Months later, armed with a new introduction from Franzen and fresh encomia from David Foster Wallace, Jonathan Lethem, Rosellen Brown, Shirley Hazzard, and Andrea Barrett,
Desperate Characters
was republished. It received a harvest of publicity virtually unheard of for a paperback reprint. Upon the strength of this showing, Norton signed up more of Fox's out-of-print novels, including what I believe to be her best work,
The Widow's Children.
One might assume all this would make a young editor very happy. The longer I thought about it, however, the more troubled I became.

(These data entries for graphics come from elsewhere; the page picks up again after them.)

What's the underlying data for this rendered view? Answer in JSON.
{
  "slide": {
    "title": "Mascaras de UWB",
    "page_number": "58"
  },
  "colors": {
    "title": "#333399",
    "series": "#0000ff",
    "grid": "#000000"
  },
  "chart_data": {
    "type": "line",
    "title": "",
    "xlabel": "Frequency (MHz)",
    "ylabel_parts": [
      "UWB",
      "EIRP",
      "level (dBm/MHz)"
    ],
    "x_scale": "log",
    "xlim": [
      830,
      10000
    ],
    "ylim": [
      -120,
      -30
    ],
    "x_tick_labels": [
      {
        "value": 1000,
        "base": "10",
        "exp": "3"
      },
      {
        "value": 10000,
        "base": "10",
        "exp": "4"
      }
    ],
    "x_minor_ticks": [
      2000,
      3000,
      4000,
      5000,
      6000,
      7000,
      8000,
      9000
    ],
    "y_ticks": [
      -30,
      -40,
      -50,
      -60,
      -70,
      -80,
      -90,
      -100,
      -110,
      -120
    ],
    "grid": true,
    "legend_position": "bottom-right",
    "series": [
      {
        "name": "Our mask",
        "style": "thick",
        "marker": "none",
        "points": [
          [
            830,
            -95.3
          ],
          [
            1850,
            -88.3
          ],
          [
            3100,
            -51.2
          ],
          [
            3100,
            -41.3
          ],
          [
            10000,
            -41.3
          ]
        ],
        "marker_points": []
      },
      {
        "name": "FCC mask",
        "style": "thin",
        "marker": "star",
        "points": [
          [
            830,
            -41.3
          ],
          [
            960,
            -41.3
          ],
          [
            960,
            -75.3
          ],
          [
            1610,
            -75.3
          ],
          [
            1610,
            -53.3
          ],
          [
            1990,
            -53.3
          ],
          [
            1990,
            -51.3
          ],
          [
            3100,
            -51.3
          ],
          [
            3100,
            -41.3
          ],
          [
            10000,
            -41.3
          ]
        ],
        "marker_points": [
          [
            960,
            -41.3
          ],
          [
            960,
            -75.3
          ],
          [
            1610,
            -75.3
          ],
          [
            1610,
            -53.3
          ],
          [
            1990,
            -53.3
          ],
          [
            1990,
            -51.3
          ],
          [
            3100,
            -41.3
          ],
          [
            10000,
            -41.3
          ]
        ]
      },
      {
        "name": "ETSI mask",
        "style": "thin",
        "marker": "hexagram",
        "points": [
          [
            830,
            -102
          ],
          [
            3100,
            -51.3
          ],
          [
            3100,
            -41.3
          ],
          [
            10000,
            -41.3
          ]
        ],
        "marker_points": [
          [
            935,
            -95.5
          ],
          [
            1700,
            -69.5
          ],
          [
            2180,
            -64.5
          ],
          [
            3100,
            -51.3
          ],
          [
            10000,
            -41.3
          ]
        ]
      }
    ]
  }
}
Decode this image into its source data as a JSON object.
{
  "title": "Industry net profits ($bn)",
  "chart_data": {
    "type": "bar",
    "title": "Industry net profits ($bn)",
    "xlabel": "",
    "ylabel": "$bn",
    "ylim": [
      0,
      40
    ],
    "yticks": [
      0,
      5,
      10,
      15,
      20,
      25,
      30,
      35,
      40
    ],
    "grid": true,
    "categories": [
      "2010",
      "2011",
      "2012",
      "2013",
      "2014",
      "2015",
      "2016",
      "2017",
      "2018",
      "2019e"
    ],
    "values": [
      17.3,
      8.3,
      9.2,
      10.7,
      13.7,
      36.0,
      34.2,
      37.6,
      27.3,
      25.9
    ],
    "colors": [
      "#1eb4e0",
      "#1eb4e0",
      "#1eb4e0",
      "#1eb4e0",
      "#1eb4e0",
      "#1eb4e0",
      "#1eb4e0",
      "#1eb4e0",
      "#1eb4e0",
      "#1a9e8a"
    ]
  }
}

I could not stop reflecting upon how arbitrary—how
unliterary
—the whole business was.
Desperate Characters
's republication, despite the book's greatness, seemed merely the yield of an inert aggregate of chance. I felt something akin to what I imagine haunts the recipient of a Hail Mary touchdown pass. Not only was the ball not meant for him, it was not meant for
anyone
. The joy of victory is cut with a terrifying void. Outcome is particulate; modulating the tiniest variable can spell ruin. In football, we accept this. But for writers, editors, and readers who view literature itself with quasi-religious reverence, this is intolerable.